Abstrus sind auch die Versuche, den Treibhauseffekt wegzudiskutieren. Das reicht bis zum Versuch, mit einer Temperaturkurve vom Wetterhaus Berlin-Dahlem gegen eine globale Erwärmung zu argumentieren. Das ist die gleiche Verdummung, die auch in den übrigen Thesen Maxeiners zum Treibhauseffekt zu finden ist.

Ärgerlich wird es, wenn die Autoren Vorurteile erfinden, um sie dann entkräften zu können: etwa die angebliche Fixierung der Ökos auf das Dreiliterauto, die nichts bringe. Natürlich nicht. Darum verweisen Umweltschützer auch auf den Verbrauch der gesamten Modellpalette. Und der ist zum Beispiel bei VW nach deren Angaben seit zehn Jahren gleich hoch geblieben – trotz aller Debatten. Gerade das Dreiliterauto wird doch von der Industrie auch als Ablenkung hochgehalten („wir forschen mit Hochdruck daran“), während gleichzeitig Pkws wie der Chrysler Viper produziert werden: mit 33,5 Liter Spritverbrauch auf 100 Kilometer.

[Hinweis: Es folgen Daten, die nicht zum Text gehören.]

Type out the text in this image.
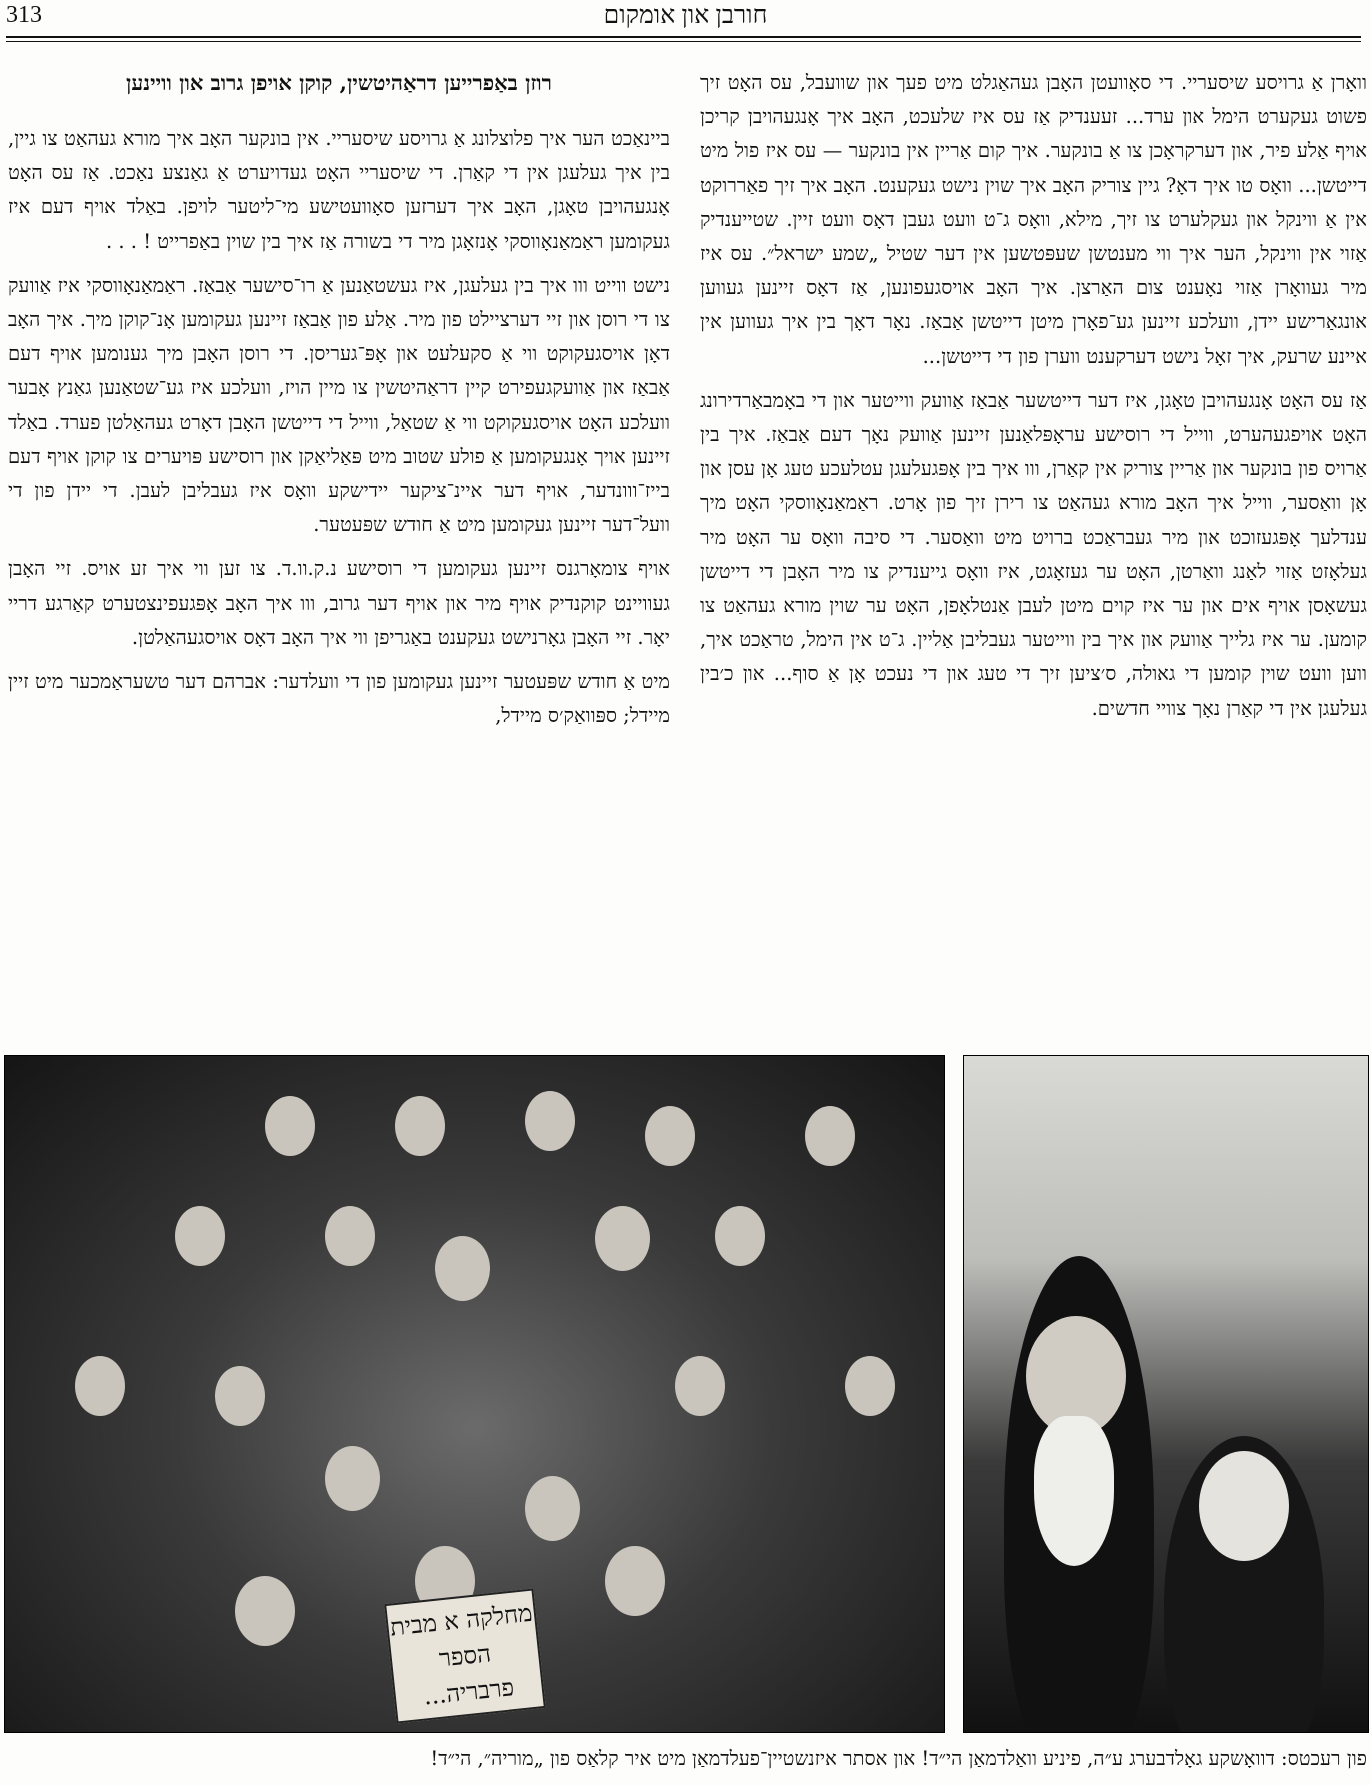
313	חורבן און אומקום

וואָרן אַ גרויסע שיסעריי. די סאָוועטן האָבן געהאַגלט מיט פעך און שוועבל, עס האָט זיך פשוט געקערט הימל און ערד... זעענדיק אַז עס איז שלעכט, האָב איך אָנגעהויבן קריכן אויף אַלע פיר, און דערקראָכן צו אַ בונקער. איך קום אַריין אין בונקער — עס איז פול מיט דייטשן... וואָס טו איך דאָ? גיין צוריק האָב איך שוין נישט געקענט. האָב איך זיך פאַררוקט אין אַ ווינקל און געקלערט צו זיך, מילא, וואָס ג־ט וועט געבן דאָס וועט זיין. שטייענדיק אַזוי אין ווינקל, הער איך ווי מענטשן שעפּטשען אין דער שטיל „שמע ישראל״. עס איז מיר געוואָרן אַזוי נאָענט צום האַרצן. איך האָב אויסגעפונען, אַז דאָס זיינען געווען אונגאַרישע יידן, וועלכע זיינען גע־פאָרן מיטן דייטשן אַבאַז. נאָר דאָך בין איך געווען אין איינע שרעק, איך זאָל נישט דערקענט ווערן פון די דייטשן...

אַז עס האָט אָנגעהויבן טאָגן, איז דער דייטשער אַבאַז אַוועק ווייטער און די באָמבאַרדירונג האָט אויפגעהערט, ווייל די רוסישע עראָפּלאַנען זיינען אַוועק נאָך דעם אַבאַז. איך בין אַרויס פון בונקער און אַריין צוריק אין קאַרן, ווו איך בין אָפּגעלעגן עטלעכע טעג אָן עסן און אָן וואַסער, ווייל איך האָב מורא געהאַט צו רירן זיך פון אָרט. ראַמאַנאָווסקי האָט מיך ענדלעך אָפּגעזוכט און מיר געבראַכט ברויט מיט וואַסער. די סיבה וואָס ער האָט מיר געלאָזט אַזוי לאַנג וואַרטן, האָט ער געזאָגט, איז וואָס גייענדיק צו מיר האָבן די דייטשן געשאָסן אויף אים און ער איז קוים מיטן לעבן אַנטלאָפן, האָט ער שוין מורא געהאַט צו קומען. ער איז גלייך אַוועק און איך בין ווייטער געבליבן אַליין. ג־ט אין הימל, טראַכט איך, ווען וועט שוין קומען די גאולה, ס׳ציען זיך די טעג און די נעכט אָן אַ סוף... און כ׳בין געלעגן אין די קאַרן נאָך צוויי חדשים.

רוזן באַפרייען דראַהיטשין, קוקן אויפן גרוב און וויינען

ביינאַכט הער איך פלוצלונג אַ גרויסע שיסעריי. אין בונקער האָב איך מורא געהאַט צו גיין, בין איך געלעגן אין די קאַרן. די שיסעריי האָט געדויערט אַ גאַנצע נאַכט. אַז עס האָט אָנגעהויבן טאָגן, האָב איך דערזען סאָוועטישע מי־ליטער לויפן. באַלד אויף דעם איז געקומען ראַמאַנאָווסקי אָנזאָגן מיר די בשורה אַז איך בין שוין באַפרייט ! . . .

נישט ווייט ווו איך בין געלעגן, איז געשטאַנען אַ רו־סישער אַבאַז. ראַמאַנאָווסקי איז אַוועק צו די רוסן און זיי דערציילט פון מיר. אַלע פון אַבאַז זיינען געקומען אָנ־קוקן מיך. איך האָב דאָן אויסגעקוקט ווי אַ סקעלעט און אָפּ־געריסן. די רוסן האָבן מיך גענומען אויף דעם אַבאַז און אַוועקגעפירט קיין דראַהיטשין צו מיין הויז, וועלכע איז גע־שטאַנען גאַנץ אָבער וועלכע האָט אויסגעקוקט ווי אַ שטאַל, ווייל די דייטשן האָבן דאָרט געהאַלטן פערד. באַלד זיינען אויך אָנגעקומען אַ פולע שטוב מיט פּאַליאַקן און רוסישע פּויערים צו קוקן אויף דעם בייז־ווונדער, אויף דער איינ־ציקער יידישקע וואָס איז געבליבן לעבן. די יידן פון די וועל־דער זיינען געקומען מיט אַ חודש שפּעטער.

אויף צומאָרגנס זיינען געקומען די רוסישע נ.ק.וו.ד. צו זען ווי איך זע אויס. זיי האָבן געוויינט קוקנדיק אויף מיר און אויף דער גרוב, ווו איך האָב אָפּגעפינצטערט קאַרגע דריי יאָר. זיי האָבן גאָרנישט געקענט באַגריפן ווי איך האָב דאָס אויסגעהאַלטן.

מיט אַ חודש שפּעטער זיינען געקומען פון די וועלדער: אברהם דער טשעראַמכער מיט זיין מיידל; ספּוואַק׳ס מיידל,

מחלקה א מבית הספר פרבריה...
פון רעכטס: דוואָשקע גאָלדבערג ע״ה, פיניע וואַלדמאַן הי״ד! און אסתר איזנשטיין־פעלדמאַן מיט איר קלאַס פון „מוריה״, הי״ד!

Maxeiner und Miersch meinen ein Muster im Entstehen der Untergangsszenarios erkannt zu haben: „Erstens: Ein Wissenschaftler erkennt ein Problem. Zweitens: Ein Journalist vereinfacht es und bläst es mächtig auf. Drittens: Umweltschützer klären, wer die Guten und wer die Bösen sind. Viertens: Jetzt schlägt die Stunde der Bürokraten und Konferenzen. Fünftens: Die ersten Skeptiker treten auf. Zu guter Letzt: Die Jahre sind vergangen, und es ist niemand mehr da, der an seinen einstigen Vorhersagen gemessen werden möchte. Die einstigen Akteure sind längst auf einen anderen Katastrophenzug gesprungen.“ Das ist gut beobachtet (und stand, by the way, genau so bereits im britischen Magazin economist). Allerdings könnte man hier Umweltschützer auch durch Gewerkschafter, Industrielle oder Politiker ersetzen. Aber Maxeiner und Miersch machen es nicht anders: Sie überließen den exklusiven Vorabdruck ihres Buches ausgerechnet der Bild-Zeitung. Die bläst auf Seite 1 das Ganze lieber zu „Öko-Lügen“ der „Umweltorganisationen“ auf und vereinfacht noch ein bißchen.

Die Autoren wähnen sich in einem Glaubenskrieg. Ihr Credo: „Die Umwelt zählt – und nicht die Interessen der Umweltverbände oder der Umweltparteien.“ Ein gänzlich unpolitisches Verständnis. Und eine maßlose Überschätzung der Sanktionsmacht der Ökoverbände in der Verhandlungs- Demokratie. Warum wohl bemühen sich Umweltschützer seit Jahren um pragmatische Lösungen genauso selbstverständlich wie um Bündnisse mit Gewerkschaften und der Industrie? Die Autoren setzen den lästigen Umweltschützern die alte Macht der Technik entgegen: „Es werden vermutlich die Ingenieure sein, die das Menschheitsproblem Energieversorgung lösen und nicht die Ideologen.“ Das endgültige Rollback – hier scheint wieder die Arroganz der Moderne auf, die ja erst den Aufstand der Laien heraufbeschwor, die Umweltbewegung ins Leben rief. Ach, es könnte alles so einfach sein, glaubt man den Autoren: „An die Stelle der heutigen Umweltbewegung wird etwas Neues treten“, prophezeien sie ganz optimistisch. Nämlich „überraschende Koalitionen“. Die werden am Ende vielleicht ganz groß und gar nicht so überraschend sein.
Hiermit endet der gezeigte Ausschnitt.